No wonder it is commonplace to hear people saying: “Things have never been worse” but they should be warned against that. The mathematics of the 40th anniversary of the return to democracy means that a broad majority have no idea of what it means to lose liberty in other than the strictly economic sense with thousands being slaughtered by state terrorism, political violence and identity being annihilated by disappearances. Nor will most have any recollection of 1989 when in some months the austral (Argentina’s currency has not always been the peso, contrary to common belief) was only worth a third on the last day of what it was on the first. The newer voters will not even have any experience of the 2001-2002 meltdown when the chaos was far more total than the current turbulence.
Another questionable cliché often heard is: “All politicians are the same so why should I vote?” This clashes with the very simple truth that no individual is ever like another (it might be frivolously pointed out that tomorrow’s five presidential candidates do not even share the same gender) and such facile apathy guarantees Gresham’s law of bad money always crowding out good being applied to elections, favouring extremes and intense minorities over the mainstream and silent majorities.

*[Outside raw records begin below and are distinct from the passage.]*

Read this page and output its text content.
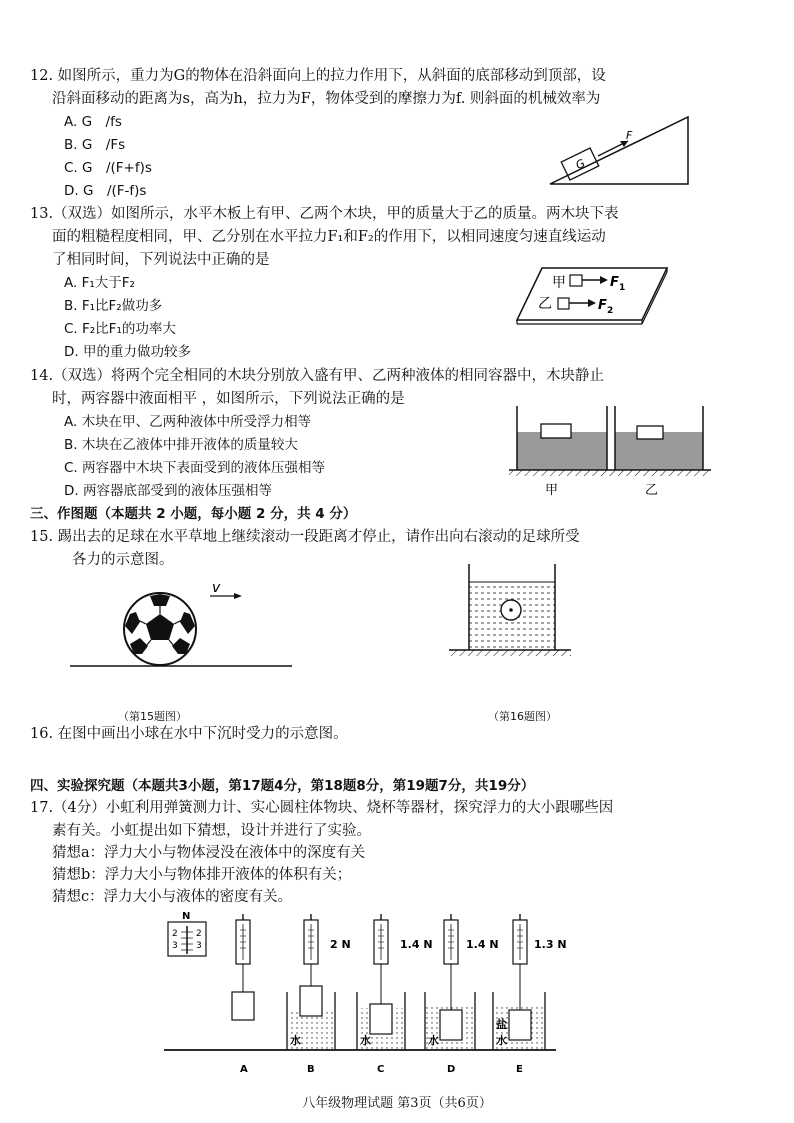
12. 如图所示，重力为G的物体在沿斜面向上的拉力作用下，从斜面的底部移动到顶部，设
沿斜面移动的距离为s，高为h，拉力为F，物体受到的摩擦力为f. 则斜面的机械效率为
A. G　/fs
B. G　/Fs
C. G　/(F+f)s
D. G　/(F-f)s
G
F
13.（双选）如图所示，水平木板上有甲、乙两个木块，甲的质量大于乙的质量。两木块下表
面的粗糙程度相同，甲、乙分别在水平拉力F₁和F₂的作用下，以相同速度匀速直线运动
了相同时间，下列说法中正确的是
A. F₁大于F₂
B. F₁比F₂做功多
C. F₂比F₁的功率大
D. 甲的重力做功较多
甲	F 1
乙	F 2
14.（双选）将两个完全相同的木块分别放入盛有甲、乙两种液体的相同容器中，木块静止
时，两容器中液面相平 ，如图所示，下列说法正确的是
A. 木块在甲、乙两种液体中所受浮力相等
B. 木块在乙液体中排开液体的质量较大
C. 两容器中木块下表面受到的液体压强相等
D. 两容器底部受到的液体压强相等	甲	乙
三、作图题（本题共 2 小题，每小题 2 分，共 4 分）
15. 踢出去的足球在水平草地上继续滚动一段距离才停止，请作出向右滚动的足球所受
各力的示意图。
v
（第15题图）	（第16题图）
16. 在图中画出小球在水中下沉时受力的示意图。
四、实验探究题（本题共3小题，第17题4分，第18题8分，第19题7分，共19分）
17.（4分）小虹利用弹簧测力计、实心圆柱体物块、烧杯等器材，探究浮力的大小跟哪些因
素有关。小虹提出如下猜想，设计并进行了实验。
猜想a：浮力大小与物体浸没在液体中的深度有关
猜想b：浮力大小与物体排开液体的体积有关；
猜想c：浮力大小与液体的密度有关。
N
2
3
2
3	2 N
水
1.4 N
水
1.4 N
水
1.3 N
盐
水
A	B	C	D	E
八年级物理试题 第3页（共6页）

Applying a more specific focus to tomorrow’s election, it is probably just as well as that the veda inhibits a winner being either wished or forecast because it seems impossible to say in any case. Once we know the winner, we might not even know why – whether it stems from emotional factors such as an angry frustration or a more rational cost-benefit analysis, whether the voter gains more than loses from the current order or whether the state is merely a burden for those working beyond the system and thus better eliminated.
In conclusion, tomorrow is the time to go beyond day-day thinking and ponder the next four years. As the one single day when the powers that be are at the mercy of the humblest citizen, why not make the most of it tomorrow and vote?